HOLMAN [voice-over]: The battle simulation was made more realistic by a laser-beam targeting system called MILES, the Army's acronym for multiple integrated laser engagement system. If the laser beam on a tank's cannon was aimed accurately, it scored a direct hit, setting off a yellow light on the opponent's tank and taking it out of the battle.
Brig. Gen. THOMAS COLE, Ft. Irwin commander: If two tanks are on the battle-field, we don't have to argue about whether which one shot the other. If he hits him, he's dead. What it really does for us is it gets the soldiers' attention to the battle. We don't have to have somebody come up and say, "Bang, bang," you know, "you're dead." What this does is, if the enemy really shoots you, you really die. You don't die really, but you go down, and it's because the enemy shot you.
HOLMAN [voice-over]: Critics of the MILES approach have said it makes soldiers too cautious, less daring. The commander of the visiting blue force said the criticism is partially justified.
Lt. Col. RANDY HOUSE, visiting force commander: MILES has taught us how to move to keep from getting killed, and that's good, because no longer do soldiers make those -- you know, those John Wayne attacks. There is a tendency, if the commanders let them, into moving too slow, into being so concerned with being killed that they don't get out and move like they have to.
HOLMAN [voice-over]: A senior officer at the national training center said seasoned troops soon learn to hustle again.
Lt. Col.
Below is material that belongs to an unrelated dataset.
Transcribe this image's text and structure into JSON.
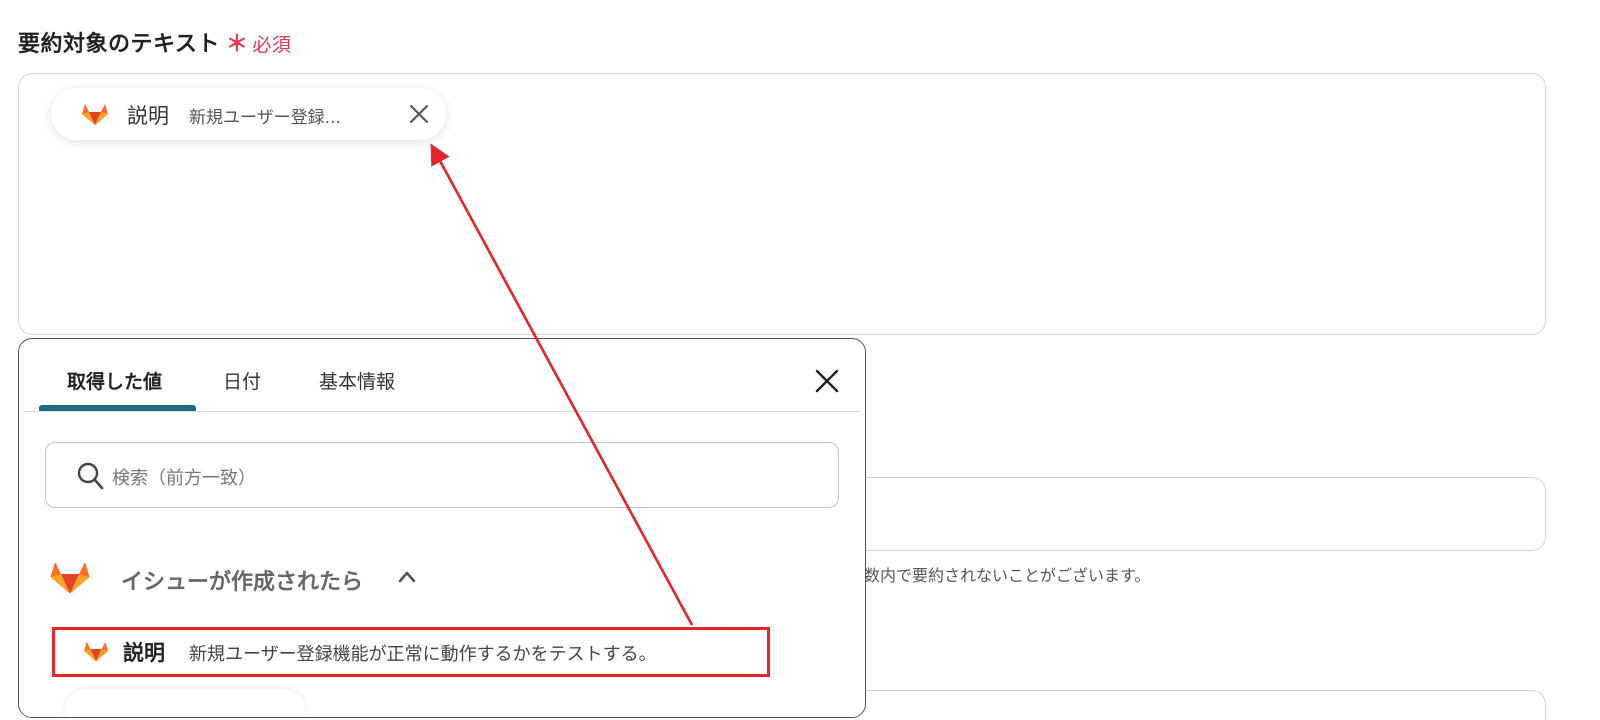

WORD: In combat that's what happens with new troops as well. The first time they get fired at, their tendency is to survive, is to get down. And what we have to teach them, both in combat and in training, is that safety lies in continuing to suppress, continuing to move and continuing to operate as a unit.
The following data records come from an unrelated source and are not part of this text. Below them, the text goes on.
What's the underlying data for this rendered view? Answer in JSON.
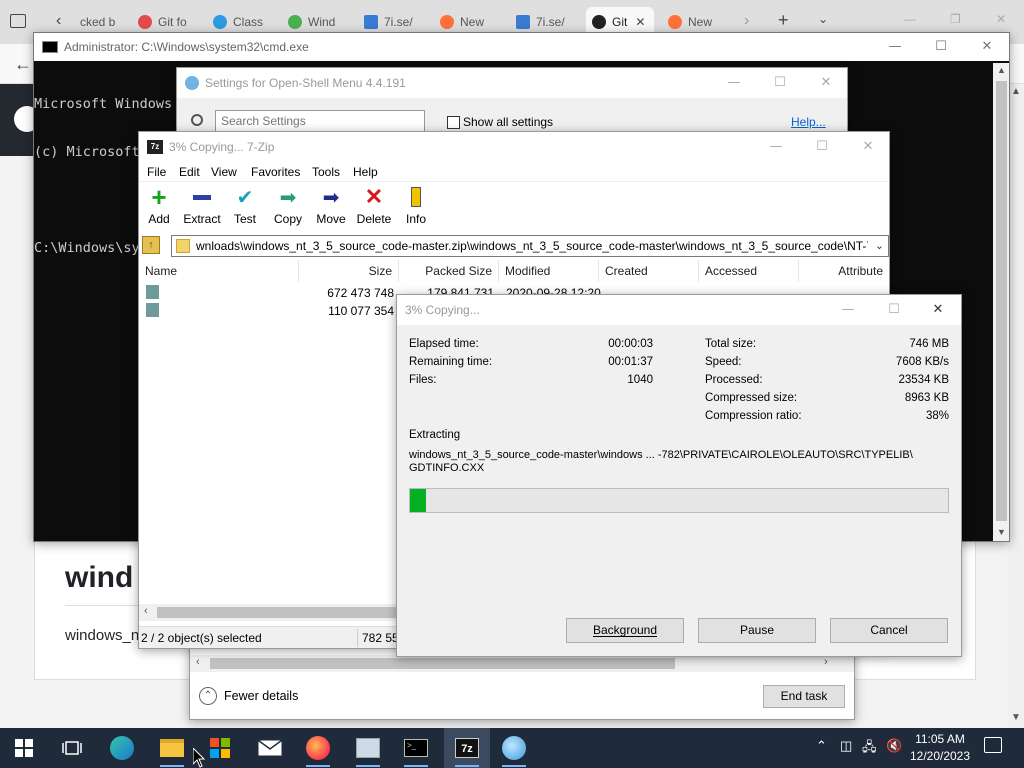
{
  "browser": {
    "tabs": [
      {
        "label": "cked b",
        "color": "#e0a030"
      },
      {
        "label": "Git fo",
        "color": "#e24b4b"
      },
      {
        "label": "Class",
        "color": "#2d9be0"
      },
      {
        "label": "Wind",
        "color": "#4caf50"
      },
      {
        "label": "7i.se/",
        "color": "#3a7bd5"
      },
      {
        "label": "New",
        "color": "#ff7139"
      },
      {
        "label": "7i.se/",
        "color": "#3a7bd5"
      },
      {
        "label": "Git",
        "color": "#222222"
      },
      {
        "label": "New",
        "color": "#ff7139"
      }
    ],
    "page_heading_partial": "wind",
    "page_text_partial": "windows_n"
  },
  "cmd": {
    "title": "Administrator: C:\\Windows\\system32\\cmd.exe",
    "lines": [
      "Microsoft Windows",
      "(c) Microsoft Corp",
      "",
      "C:\\Windows\\system3"
    ]
  },
  "openshell": {
    "title": "Settings for Open-Shell Menu 4.4.191",
    "search_placeholder": "Search Settings",
    "show_all": "Show all settings",
    "help": "Help..."
  },
  "taskmgr": {
    "fewer_details": "Fewer details",
    "end_task": "End task"
  },
  "zip": {
    "title": "3% Copying... 7-Zip",
    "menu": [
      "File",
      "Edit",
      "View",
      "Favorites",
      "Tools",
      "Help"
    ],
    "tools": [
      "Add",
      "Extract",
      "Test",
      "Copy",
      "Move",
      "Delete",
      "Info"
    ],
    "path": "wnloads\\windows_nt_3_5_source_code-master.zip\\windows_nt_3_5_source_code-master\\windows_nt_3_5_source_code\\NT-782\\",
    "columns": [
      "Name",
      "Size",
      "Packed Size",
      "Modified",
      "Created",
      "Accessed",
      "Attribute"
    ],
    "rows": [
      {
        "size": "672 473 748",
        "packed": "179 841 731",
        "modified": "2020-09-28 12:20"
      },
      {
        "size": "110 077 354",
        "packed": "",
        "modified": ""
      }
    ],
    "status": "2 / 2 object(s) selected",
    "status_size": "782 55"
  },
  "copy": {
    "title": "3% Copying...",
    "left_labels": [
      "Elapsed time:",
      "Remaining time:",
      "Files:"
    ],
    "left_values": [
      "00:00:03",
      "00:01:37",
      "1040"
    ],
    "right_labels": [
      "Total size:",
      "Speed:",
      "Processed:",
      "Compressed size:",
      "Compression ratio:"
    ],
    "right_values": [
      "746 MB",
      "7608 KB/s",
      "23534 KB",
      "8963 KB",
      "38%"
    ],
    "operation": "Extracting",
    "file_line1": "windows_nt_3_5_source_code-master\\windows ... -782\\PRIVATE\\CAIROLE\\OLEAUTO\\SRC\\TYPELIB\\",
    "file_line2": "GDTINFO.CXX",
    "progress": 0.03,
    "progress_color": "#06b025",
    "buttons": {
      "background": "Background",
      "pause": "Pause",
      "cancel": "Cancel"
    }
  },
  "taskbar": {
    "time": "11:05 AM",
    "date": "12/20/2023"
  }
}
COMMANDER: What's your casualties?
SOLDIER: One, sir. Jensen, he's got a lower back wound.
COMMANDER: What? Wounded or what?
SOLDIER: Wounded, yes sir.
HOLMAN [voice-over]: As the units took losses, the surviving and the dead were tabulated in the command and control center. Marksmanship was measured by a computer that recorded every shot fired by a tank or armored vehicle. Commanders' errors became painfully evident. All the data were assembled for playback to the field commanders in what's called an after-action review.
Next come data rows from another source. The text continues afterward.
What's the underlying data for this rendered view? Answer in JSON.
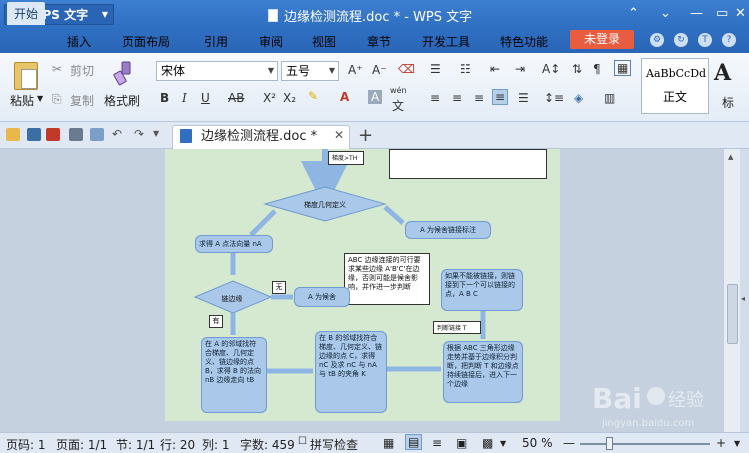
{
  "titlebar": {
    "app_name": "WPS 文字",
    "doc_title": "边缘检测流程.doc * - WPS 文字"
  },
  "menu": {
    "items": [
      "开始",
      "插入",
      "页面布局",
      "引用",
      "审阅",
      "视图",
      "章节",
      "开发工具",
      "特色功能"
    ],
    "login": "未登录"
  },
  "ribbon": {
    "paste": "粘贴",
    "cut": "剪切",
    "copy": "复制",
    "format_painter": "格式刷",
    "font_name": "宋体",
    "font_size": "五号",
    "style_preview": "AaBbCcDd",
    "style_name": "正文",
    "style_partial": "标",
    "style_big": "A",
    "bold": "B",
    "italic": "I",
    "underline": "U",
    "strike": "AB",
    "superscript": "X²",
    "subscript": "X₂",
    "phonetic_top": "wén",
    "phonetic_bottom": "文",
    "grow_font": "A⁺",
    "shrink_font": "A⁻",
    "font_color": "A"
  },
  "tabs": {
    "doc_tab": "边缘检测流程.doc *",
    "new_tab": "+"
  },
  "flowchart": {
    "top_label": "梯度>TH",
    "decision_1": "梯度几何定义",
    "right_box_1": "A 为候舍链接标注",
    "box_a": "求得 A 点法向量 nA",
    "note_abc": "ABC 边缘连接的可行要求某些边缘 A'B'C'在边缘，否则可能是候舍影响，并作进一步判断",
    "decision_2": "链边缘",
    "label_no": "无",
    "label_yes": "有",
    "right_box_2": "A 为候舍",
    "box_b": "在 A 的邻域找符合梯度、几何定义、链边缘的点 B，求得 B 的法向 nB 边缘走向 tB",
    "box_c": "在 B 的邻域找符合梯度、几何定义、链边缘的点 C，求得 nC 及求 nC 与 nA 与 tB 的夹角 K",
    "box_d": "根据 ABC 三角形边缘走势并基于边缘积分判断，把判断 T 和边缘点持续链接后，进入下一个边缘",
    "box_e": "如果不能被链接，则链接到下一个可以链接的点，A B C",
    "label_t": "判断链接 T"
  },
  "status": {
    "page_no": "页码: 1",
    "pages": "页面: 1/1",
    "section": "节: 1/1",
    "row": "行: 20",
    "col": "列: 1",
    "words": "字数: 459",
    "spell": "拼写检查",
    "zoom": "50 %"
  },
  "colors": {
    "title_blue": "#2f6fc2",
    "login_orange": "#e85d3f",
    "page_green": "#d5e9d1",
    "flow_box": "#a9c8ea"
  }
}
Lt. Col. ROBERT HENDERSON, Ft. Irwin staff: Three hours later the task force auditing the advance sees and hears everything that we saw and heard in here. And we show it right back to them, and then we take the whole battle, the planning, the preparation, the execution, and take it right down the line on the after-action review.
HOLMAN [voice-over]: Lt. Col. Robert Henderson is chief of the command and control center. His staff produced a computerized instant replay of the war game, and relayed it by microwave to blue force commanders in the field. After the post-game show, there were some frank discussions that were off-limits to our cameras.
Lt. Col. HENDERSON: We tell them before they come and when they first get here, "You better have thick skin," but it's good. Ninety-nine percent of the people are willing to listen and learn, and that's our whole mission out here. We've had very good success with it so far.
HOLMAN [voice-over]: On this day the Soviet tactics had failed. The opposing force ran out of mass and momentum, but usually it's the more experienced opposing force that prevails. Still, the emphasis at Ft. Irwin is not on winning.
Brig. Gen. COLE: Winning on the real battlefield is the only thing. Winning and losing is not what we're particularly concentrating on here. We're concentrating on attention to doctrine, learning it the right way. And if we make -- if we depart from or we violate those sort of time-tested principles of war here or anywhere else, that would cause us to lose.
MacNEIL: Regarding a different kind of contest between the U.S. and the Soviet Union,Soviet President Konstantin Chernenko said today that Moscow does not want to boycott the summer Olympics in Los Angeles. At a special meeting of the International Olympic Committee in Lausanne, Switzerland, the Soviets formally charged the U.S. with violating the Olympic charter.They repeated claims that the United States is conducting an anti-Soviet campaign, not providing adequate security and commercializing the games. U.S. representatives said the charges were unfounded. The Russians left the meeting without saying whether they would attend the games or not, but in Moscow, in a meeting with Italian Foreign Minister Giulio Andreotti, President Chernenko said the Soviets did not want to boycott the games if it could be helped.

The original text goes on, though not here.